I had some girl on Plenty Of Fish dating site talking to me…yeah not the brightest spark… But we are meeting for a coffee Fri morning, although I don’t really want too. Urgh I felt obliged, damn I am wayyyy too kind. I think I maybe ill that morning lol. Just from talking to her, looking through her facebook profile, she’s just not someone I’d even have as a friend. Yes that maybe a snap judgement, but I don’t want to waste time on people that isn’t going to go anywhere as I don’t even think this will lead to friendship. Tricky situation, I don’t know why I am still on this site, I’m not looking for anyone anyway, that just complicates my whole situation. If someone happened to come into my life by chance, I’d be happy with that. I’m not going out of my way to “find” the “one”
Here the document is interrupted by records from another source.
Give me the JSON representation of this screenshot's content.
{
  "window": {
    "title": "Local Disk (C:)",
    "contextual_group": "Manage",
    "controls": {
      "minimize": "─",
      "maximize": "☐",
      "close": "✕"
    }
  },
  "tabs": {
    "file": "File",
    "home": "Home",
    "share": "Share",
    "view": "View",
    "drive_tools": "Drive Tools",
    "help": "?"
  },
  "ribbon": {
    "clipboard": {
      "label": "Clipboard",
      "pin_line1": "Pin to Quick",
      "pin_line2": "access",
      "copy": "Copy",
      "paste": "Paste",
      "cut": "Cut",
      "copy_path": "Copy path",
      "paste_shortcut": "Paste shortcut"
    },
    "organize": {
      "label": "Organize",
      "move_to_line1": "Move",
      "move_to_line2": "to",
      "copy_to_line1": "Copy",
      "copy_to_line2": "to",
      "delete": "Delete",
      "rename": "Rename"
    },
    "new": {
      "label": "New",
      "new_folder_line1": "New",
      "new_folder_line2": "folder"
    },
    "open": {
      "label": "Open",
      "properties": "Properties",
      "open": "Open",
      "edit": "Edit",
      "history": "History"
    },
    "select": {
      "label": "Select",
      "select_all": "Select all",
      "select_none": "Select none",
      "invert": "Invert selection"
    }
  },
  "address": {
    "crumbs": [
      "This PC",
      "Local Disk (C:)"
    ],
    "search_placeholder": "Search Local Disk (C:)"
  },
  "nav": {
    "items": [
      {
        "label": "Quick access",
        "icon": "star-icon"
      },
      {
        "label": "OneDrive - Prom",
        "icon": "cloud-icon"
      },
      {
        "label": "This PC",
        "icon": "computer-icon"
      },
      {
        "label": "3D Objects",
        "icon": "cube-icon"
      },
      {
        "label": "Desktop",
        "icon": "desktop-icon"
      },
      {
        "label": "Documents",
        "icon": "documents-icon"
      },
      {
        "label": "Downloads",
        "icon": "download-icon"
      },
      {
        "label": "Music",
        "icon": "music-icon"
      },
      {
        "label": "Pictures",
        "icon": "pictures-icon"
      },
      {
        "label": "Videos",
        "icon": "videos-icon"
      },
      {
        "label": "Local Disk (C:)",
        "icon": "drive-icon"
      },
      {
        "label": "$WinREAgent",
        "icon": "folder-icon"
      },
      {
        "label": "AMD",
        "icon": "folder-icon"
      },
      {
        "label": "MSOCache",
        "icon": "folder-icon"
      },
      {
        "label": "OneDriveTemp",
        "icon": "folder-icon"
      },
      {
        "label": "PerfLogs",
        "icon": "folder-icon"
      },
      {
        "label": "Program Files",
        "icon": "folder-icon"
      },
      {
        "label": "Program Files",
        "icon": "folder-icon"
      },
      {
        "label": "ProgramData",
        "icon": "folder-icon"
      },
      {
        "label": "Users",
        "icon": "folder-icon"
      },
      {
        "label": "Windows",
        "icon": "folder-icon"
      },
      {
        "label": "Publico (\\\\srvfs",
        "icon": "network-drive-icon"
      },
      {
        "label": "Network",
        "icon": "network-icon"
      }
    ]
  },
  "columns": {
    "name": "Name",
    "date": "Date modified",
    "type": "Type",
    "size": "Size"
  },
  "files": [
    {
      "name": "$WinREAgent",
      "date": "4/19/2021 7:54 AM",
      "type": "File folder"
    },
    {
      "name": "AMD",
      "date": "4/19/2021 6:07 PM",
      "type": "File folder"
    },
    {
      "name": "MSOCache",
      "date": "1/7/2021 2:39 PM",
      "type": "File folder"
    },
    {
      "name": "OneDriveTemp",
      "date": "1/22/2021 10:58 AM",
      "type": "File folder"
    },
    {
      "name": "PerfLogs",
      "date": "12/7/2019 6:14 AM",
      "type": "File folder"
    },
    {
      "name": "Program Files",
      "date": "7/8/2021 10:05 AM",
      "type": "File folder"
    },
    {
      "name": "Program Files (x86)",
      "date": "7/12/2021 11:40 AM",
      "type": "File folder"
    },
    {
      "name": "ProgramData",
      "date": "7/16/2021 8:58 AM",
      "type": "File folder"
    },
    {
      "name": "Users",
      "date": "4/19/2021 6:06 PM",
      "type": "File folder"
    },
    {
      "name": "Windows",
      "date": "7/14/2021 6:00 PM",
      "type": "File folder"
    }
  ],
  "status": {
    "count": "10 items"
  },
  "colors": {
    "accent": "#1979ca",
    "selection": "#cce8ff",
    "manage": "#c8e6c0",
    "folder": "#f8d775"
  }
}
Half way through writing I’ve had to put my specs on, heads starting to hurt. I really should wear them EVERY TIME I AM ON THE LAPTOP! I forget all the time, I need to get into the habit.
Wow 11 pm already! Time flies when you are tapping away…and looking at other things and rewriting words because you’ve put the letters in the wrong order lol! I think that’s because I type so fast as I am trying to keep up with my brain.
After this I am going to take some pain killers and chill with the puppies.
The plan for tomorrow is well nothing. Hoping I am feeling well enough to take the pups out for a bit longer so they can have a good run about. Don’t think I’m up for a proper walk, but at least over the road I can sit down and watch them play and its not too far to come back if I don’t feel well.